Bell signaled the barman, who poured fresh doubles.

“Cheers! . . . Mr. Mapes, have you ever played a German?”

“Not in donkey’s years. Way back when I was too young to carry leads.”

“What sort of Germans did you play?”

“Villains. Heavies. Vhut utter Shermans ah zere?”

They took their drinks and wandered through the handsome club, which was hung with oil paintings of members, present and deceased, in famous roles, and decorated with costumes and stage props. Bell pointed out an empty space. “Waiting for you, perhaps?”

“More likely, my friend Vietor. He’s made a ‘sudden smash sensation’ in Alias Jimmy Valentine.”

“O. Henry’s safecracker story. My wife and I saw it on Broadway.”

“What did you think of Vietor’s reformed criminal?”

“I believed Jimmy Valentine intended to go straight. Even though I knew the short story, he had me worried for his fate.”

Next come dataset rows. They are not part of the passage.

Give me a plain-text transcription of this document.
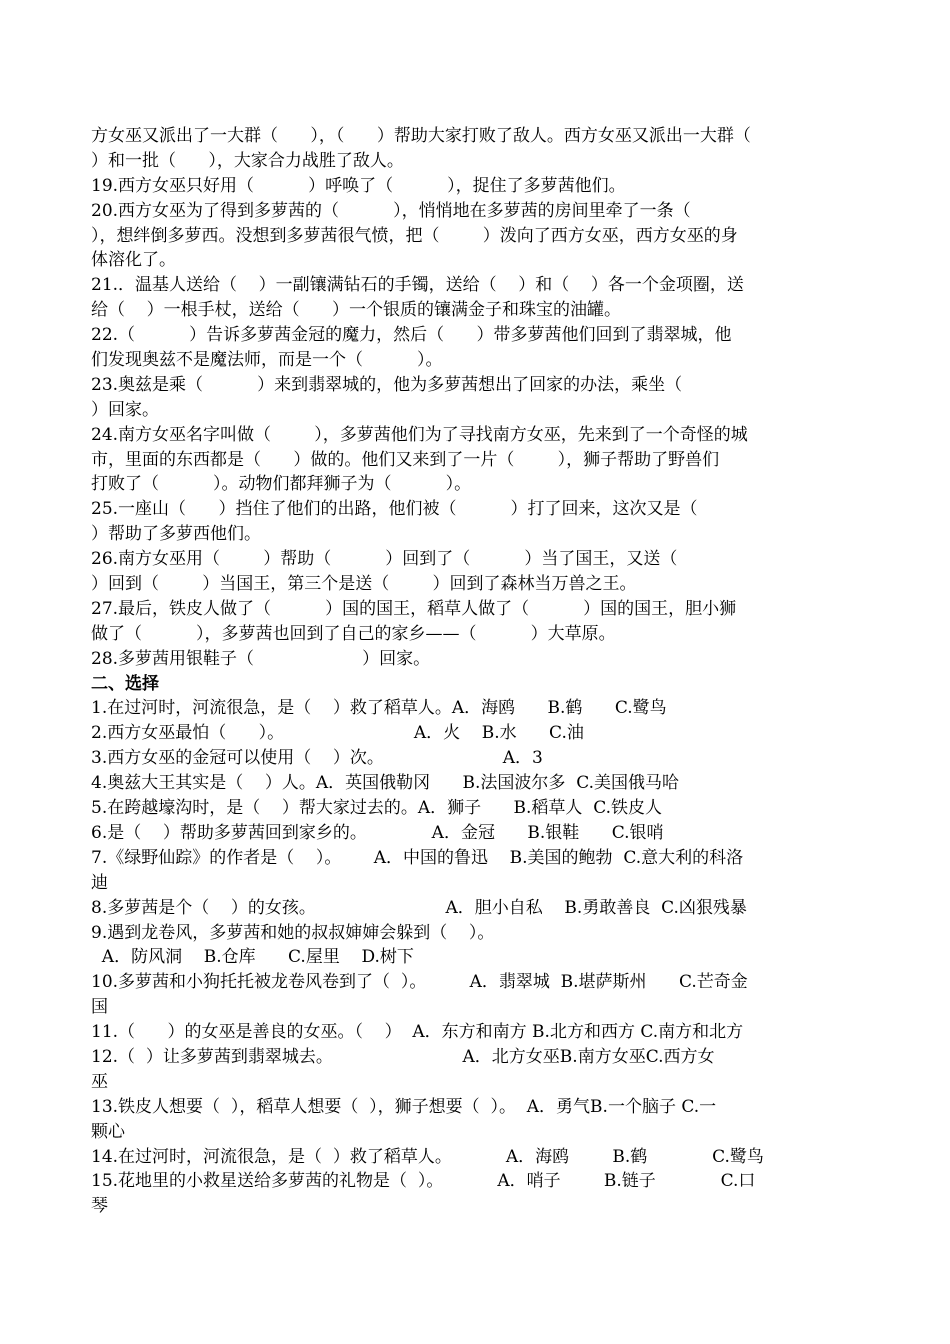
方女巫又派出了一大群（      ），（      ）帮助大家打败了敌人。西方女巫又派出一大群（
）和一批（      ），大家合力战胜了敌人。
19.西方女巫只好用（          ）呼唤了（          ），捉住了多萝茜他们。
20.西方女巫为了得到多萝茜的（          ），悄悄地在多萝茜的房间里牵了一条（
），想绊倒多萝西。没想到多萝茜很气愤，把（        ）泼向了西方女巫，西方女巫的身
体溶化了。
21.．温基人送给（    ）一副镶满钻石的手镯，送给（    ）和（    ）各一个金项圈，送
给（    ）一根手杖，送给（      ）一个银质的镶满金子和珠宝的油罐。
22.（          ）告诉多萝茜金冠的魔力，然后（      ）带多萝茜他们回到了翡翠城，他
们发现奥兹不是魔法师，而是一个（          ）。
23.奥兹是乘（          ）来到翡翠城的，他为多萝茜想出了回家的办法，乘坐（
）回家。
24.南方女巫名字叫做（        ），多萝茜他们为了寻找南方女巫，先来到了一个奇怪的城
市，里面的东西都是（      ）做的。他们又来到了一片（        ），狮子帮助了野兽们
打败了（          ）。动物们都拜狮子为（          ）。
25.一座山（      ）挡住了他们的出路，他们被（          ）打了回来，这次又是（
）帮助了多萝西他们。
26.南方女巫用（        ）帮助（          ）回到了（          ）当了国王，又送（
）回到（        ）当国王，第三个是送（        ）回到了森林当万兽之王。
27.最后，铁皮人做了（          ）国的国王，稻草人做了（          ）国的国王，胆小狮
做了（          ），多萝茜也回到了自己的家乡——（          ）大草原。
28.多萝茜用银鞋子（                    ）回家。
二、选择
1.在过河时，河流很急，是（    ）救了稻草人。A．海鸥      B.鹤      C.鹭鸟
2.西方女巫最怕（      ）。                        A．火    B.水      C.油
3.西方女巫的金冠可以使用（    ）次。                      A．3
4.奥兹大王其实是（    ）人。A．英国俄勒冈      B.法国波尔多  C.美国俄马哈
5.在跨越壕沟时，是（    ）帮大家过去的。A．狮子      B.稻草人  C.铁皮人
6.是（    ）帮助多萝茜回到家乡的。            A．金冠      B.银鞋      C.银哨
7.《绿野仙踪》的作者是（    ）。      A．中国的鲁迅    B.美国的鲍勃  C.意大利的科洛
迪
8.多萝茜是个（    ）的女孩。                        A．胆小自私    B.勇敢善良  C.凶狠残暴
9.遇到龙卷风，多萝茜和她的叔叔婶婶会躲到（    ）。
A．防风洞    B.仓库      C.屋里    D.树下
10.多萝茜和小狗托托被龙卷风卷到了（  ）。        A．翡翠城  B.堪萨斯州      C.芒奇金
国
11.（      ）的女巫是善良的女巫。（    ）  A．东方和南方 B.北方和西方 C.南方和北方
12.（  ）让多萝茜到翡翠城去。                        A．北方女巫B.南方女巫C.西方女
巫
13.铁皮人想要（  ），稻草人想要（  ），狮子想要（  ）。  A．勇气B.一个脑子 C.一
颗心
14.在过河时，河流很急，是（  ）救了稻草人。          A．海鸥        B.鹤            C.鹭鸟
15.花地里的小救星送给多萝茜的礼物是（  ）。          A．哨子        B.链子            C.口
琴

“He asked me to coach him in the role,” said Mapes. “Subduing the dark side of Vietor’s character was like pulling teeth. Now he’s touring your provinces, raking it in hand over fist. Hope for us all! When last I last saw him in New York, he was cadging drinks at the Waldorf-Astoria. Now he’s ready to return to England, equal parts rich and famous.”

In the well-appointed library, Bell found the privacy he was seeking. He had spent an hour in it earlier, poring through a collection of old programs, but had had no luck finding any from Wilton’s Music Hall. “Do you know anyone in the theater named Jack Spelvin?”

“No.”

“He was a callboy at Wilton’s back in the eighties.”

“You’re sure you don’t mean George Spelvin?”